WLX402なら運用現場で求められる便利な機能も複数備わっている。1つが、無線通信ログの収集だ。
無線APを複数配置して利用する場合、ローミングに失敗したり、つながりにくいAPに接続してしまったりというトラブルが起こりがちだ。しかし、「WLX402には無線LANコントローラー配下のAPのログを収集して一括管理する機能があるので、端末がどのAPに接続してどのような挙動をしたのかが一目瞭然」だと、細江氏は教えてくれた。

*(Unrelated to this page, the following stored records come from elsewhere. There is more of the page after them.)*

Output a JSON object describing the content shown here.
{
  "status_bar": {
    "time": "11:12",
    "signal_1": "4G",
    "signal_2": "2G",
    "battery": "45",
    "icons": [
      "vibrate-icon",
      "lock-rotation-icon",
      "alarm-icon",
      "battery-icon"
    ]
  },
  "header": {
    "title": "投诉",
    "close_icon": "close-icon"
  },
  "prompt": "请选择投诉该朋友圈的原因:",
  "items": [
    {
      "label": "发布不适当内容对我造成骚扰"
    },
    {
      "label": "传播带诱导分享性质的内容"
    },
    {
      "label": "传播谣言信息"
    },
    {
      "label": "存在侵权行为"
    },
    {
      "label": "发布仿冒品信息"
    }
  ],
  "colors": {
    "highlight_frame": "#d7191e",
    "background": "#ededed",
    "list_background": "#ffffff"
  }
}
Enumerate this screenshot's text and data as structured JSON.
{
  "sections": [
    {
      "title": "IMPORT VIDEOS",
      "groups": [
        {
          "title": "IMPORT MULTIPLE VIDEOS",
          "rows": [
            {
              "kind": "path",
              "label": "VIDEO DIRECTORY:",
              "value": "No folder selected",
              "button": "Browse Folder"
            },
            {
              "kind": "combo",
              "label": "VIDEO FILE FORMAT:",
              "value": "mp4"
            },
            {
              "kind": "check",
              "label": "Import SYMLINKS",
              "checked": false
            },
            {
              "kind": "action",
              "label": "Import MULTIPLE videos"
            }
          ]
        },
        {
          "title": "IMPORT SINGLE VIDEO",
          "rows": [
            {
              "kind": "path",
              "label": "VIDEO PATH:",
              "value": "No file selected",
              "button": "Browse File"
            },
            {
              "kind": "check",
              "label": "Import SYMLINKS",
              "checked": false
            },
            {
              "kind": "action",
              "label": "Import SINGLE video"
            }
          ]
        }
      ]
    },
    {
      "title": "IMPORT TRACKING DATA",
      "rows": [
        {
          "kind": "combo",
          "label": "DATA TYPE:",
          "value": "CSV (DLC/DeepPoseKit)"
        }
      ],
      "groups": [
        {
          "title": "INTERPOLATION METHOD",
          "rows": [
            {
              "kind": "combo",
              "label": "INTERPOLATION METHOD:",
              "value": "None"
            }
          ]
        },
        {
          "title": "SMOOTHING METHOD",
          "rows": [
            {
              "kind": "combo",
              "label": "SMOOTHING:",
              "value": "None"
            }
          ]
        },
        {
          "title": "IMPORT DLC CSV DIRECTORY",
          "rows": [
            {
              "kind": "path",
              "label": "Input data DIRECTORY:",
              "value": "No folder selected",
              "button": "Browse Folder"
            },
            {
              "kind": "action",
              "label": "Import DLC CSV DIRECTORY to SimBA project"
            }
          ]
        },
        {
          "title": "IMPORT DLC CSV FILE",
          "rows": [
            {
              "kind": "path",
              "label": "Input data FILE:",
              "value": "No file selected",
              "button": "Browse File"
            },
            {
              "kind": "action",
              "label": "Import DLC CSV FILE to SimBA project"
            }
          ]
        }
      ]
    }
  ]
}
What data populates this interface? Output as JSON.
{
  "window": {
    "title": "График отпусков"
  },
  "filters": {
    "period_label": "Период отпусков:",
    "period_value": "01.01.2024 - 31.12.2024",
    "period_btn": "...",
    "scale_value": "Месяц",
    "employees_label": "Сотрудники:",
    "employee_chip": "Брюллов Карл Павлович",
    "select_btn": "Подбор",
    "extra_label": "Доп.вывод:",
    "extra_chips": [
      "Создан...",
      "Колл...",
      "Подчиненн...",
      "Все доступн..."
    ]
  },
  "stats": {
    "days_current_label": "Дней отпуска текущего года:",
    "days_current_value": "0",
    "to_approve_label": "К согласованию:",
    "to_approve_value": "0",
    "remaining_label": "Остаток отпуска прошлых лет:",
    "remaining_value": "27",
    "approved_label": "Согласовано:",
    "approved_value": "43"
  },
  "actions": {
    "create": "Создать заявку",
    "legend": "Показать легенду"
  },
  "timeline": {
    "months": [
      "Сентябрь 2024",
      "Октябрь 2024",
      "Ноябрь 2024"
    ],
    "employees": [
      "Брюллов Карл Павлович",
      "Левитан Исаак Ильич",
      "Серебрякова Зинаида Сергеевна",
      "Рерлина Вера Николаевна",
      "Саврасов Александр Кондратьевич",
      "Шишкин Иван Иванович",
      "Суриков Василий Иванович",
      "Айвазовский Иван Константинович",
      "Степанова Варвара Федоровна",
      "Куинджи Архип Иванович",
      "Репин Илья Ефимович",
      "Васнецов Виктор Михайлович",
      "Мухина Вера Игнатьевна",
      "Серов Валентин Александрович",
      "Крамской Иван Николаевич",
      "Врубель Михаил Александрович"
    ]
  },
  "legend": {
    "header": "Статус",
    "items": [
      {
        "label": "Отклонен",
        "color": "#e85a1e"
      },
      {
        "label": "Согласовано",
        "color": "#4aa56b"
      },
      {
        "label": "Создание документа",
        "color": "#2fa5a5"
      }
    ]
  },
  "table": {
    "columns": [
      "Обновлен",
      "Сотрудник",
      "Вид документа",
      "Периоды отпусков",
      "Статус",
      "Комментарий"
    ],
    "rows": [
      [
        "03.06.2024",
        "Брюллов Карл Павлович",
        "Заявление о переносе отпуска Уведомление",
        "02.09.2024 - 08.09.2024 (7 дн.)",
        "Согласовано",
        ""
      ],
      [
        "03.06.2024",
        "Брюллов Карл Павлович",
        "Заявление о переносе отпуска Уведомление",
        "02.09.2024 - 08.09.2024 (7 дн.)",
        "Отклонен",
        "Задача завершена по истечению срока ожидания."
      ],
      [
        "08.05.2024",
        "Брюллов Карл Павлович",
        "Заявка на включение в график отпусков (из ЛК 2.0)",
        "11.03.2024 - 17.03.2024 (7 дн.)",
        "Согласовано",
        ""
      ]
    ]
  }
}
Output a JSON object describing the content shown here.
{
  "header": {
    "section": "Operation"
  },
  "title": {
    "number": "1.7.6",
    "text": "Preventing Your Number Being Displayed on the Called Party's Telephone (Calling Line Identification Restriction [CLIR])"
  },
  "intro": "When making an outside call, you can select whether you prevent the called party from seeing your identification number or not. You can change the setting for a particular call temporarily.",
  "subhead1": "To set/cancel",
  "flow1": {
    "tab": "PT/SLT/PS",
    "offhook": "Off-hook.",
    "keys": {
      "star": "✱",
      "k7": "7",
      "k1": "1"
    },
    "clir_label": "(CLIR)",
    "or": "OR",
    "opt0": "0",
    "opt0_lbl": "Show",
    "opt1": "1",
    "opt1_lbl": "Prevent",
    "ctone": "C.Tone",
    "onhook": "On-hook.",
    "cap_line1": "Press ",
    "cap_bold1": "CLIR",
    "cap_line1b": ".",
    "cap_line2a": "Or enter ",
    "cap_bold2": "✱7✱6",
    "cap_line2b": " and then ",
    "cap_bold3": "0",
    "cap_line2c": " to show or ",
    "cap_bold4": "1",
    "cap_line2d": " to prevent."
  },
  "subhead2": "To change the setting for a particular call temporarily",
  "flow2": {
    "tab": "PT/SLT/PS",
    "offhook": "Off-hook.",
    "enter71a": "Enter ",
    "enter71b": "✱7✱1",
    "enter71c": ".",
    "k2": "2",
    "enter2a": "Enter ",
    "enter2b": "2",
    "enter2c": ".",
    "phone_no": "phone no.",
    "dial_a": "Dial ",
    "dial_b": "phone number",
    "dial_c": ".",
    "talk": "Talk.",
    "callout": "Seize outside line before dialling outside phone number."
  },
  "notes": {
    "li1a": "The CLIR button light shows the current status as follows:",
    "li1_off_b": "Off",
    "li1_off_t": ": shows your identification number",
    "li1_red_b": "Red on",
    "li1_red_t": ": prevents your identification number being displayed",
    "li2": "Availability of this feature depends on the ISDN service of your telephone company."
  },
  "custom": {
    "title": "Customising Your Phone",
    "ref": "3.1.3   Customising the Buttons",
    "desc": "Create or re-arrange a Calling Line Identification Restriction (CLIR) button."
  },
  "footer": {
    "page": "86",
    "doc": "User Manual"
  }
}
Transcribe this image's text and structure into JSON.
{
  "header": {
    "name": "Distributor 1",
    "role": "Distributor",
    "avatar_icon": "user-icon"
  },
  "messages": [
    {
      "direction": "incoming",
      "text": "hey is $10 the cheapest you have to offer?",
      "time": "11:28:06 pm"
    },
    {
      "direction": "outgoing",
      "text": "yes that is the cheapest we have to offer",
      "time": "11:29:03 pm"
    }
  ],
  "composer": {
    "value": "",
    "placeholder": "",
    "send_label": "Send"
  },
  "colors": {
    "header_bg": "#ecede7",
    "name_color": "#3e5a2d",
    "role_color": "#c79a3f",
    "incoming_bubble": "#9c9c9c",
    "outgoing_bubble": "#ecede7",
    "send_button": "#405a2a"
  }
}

トラブル発生の原因を調査・特定する作業がしやすくなる。
なお、収集されたログはUSBメモリに蓄積され、管理用GUI画面からも手軽に検索できる。
また、AP近辺の無線LAN通信状況を可視化するツールもあり、電波干渉を避けるようチャネル設定や出力を調整する際の手助けをしてくれる。
さらに、ヤマハ製ルーターを使っている場合には、WLX402/WLX202の魅力がより高まる。
ルーター配下にあるネットワーク機器を有線、無線問わず統合管理できるようになるからだ。「ネットワークに接続されているネットワーク機器、端末の状況まで可視化できるので、より一層管理しやすくなる」と細江氏(下画像)。ネットワーク上に未登録の端末が接続された場合や、普段接続されている端末が外された場合にアラートを上げる機能もあり、セキュリティの向上も期待できる。
こうした管理機能は、ルーターにVPN接続することで、遠隔地からでも利用できる。本社等から複数拠点のネットワークを一元管理できるのだ。
さらに、ヤマハが提供しているクラウド型のネットワーク管理サービス「Yamaha Network Organizer(YNO)」を使えば、「VPN接続をせずとも遠隔拠点のネットワーク状況を確認できる」と牧野氏は説明する。
ヤマハはYNOの機能をどんどん拡充する計画であり、現段階ではネットワーク状況を「見る」だけだが、「今後の機能によって、設定画面にもアクセスできるよう進化させる予定」だと牧野氏は話す。これが実現すれば、多数の拠点を展開する企業・組織にとって、運用負荷削減に大きく貢献することは間違いない。
そうした将来性も含めて、無線LANの運用負荷低減、セキュリティ強化を検討しているなら、ぜひWLX402/WLX202をチェックすべきと言えるだろう。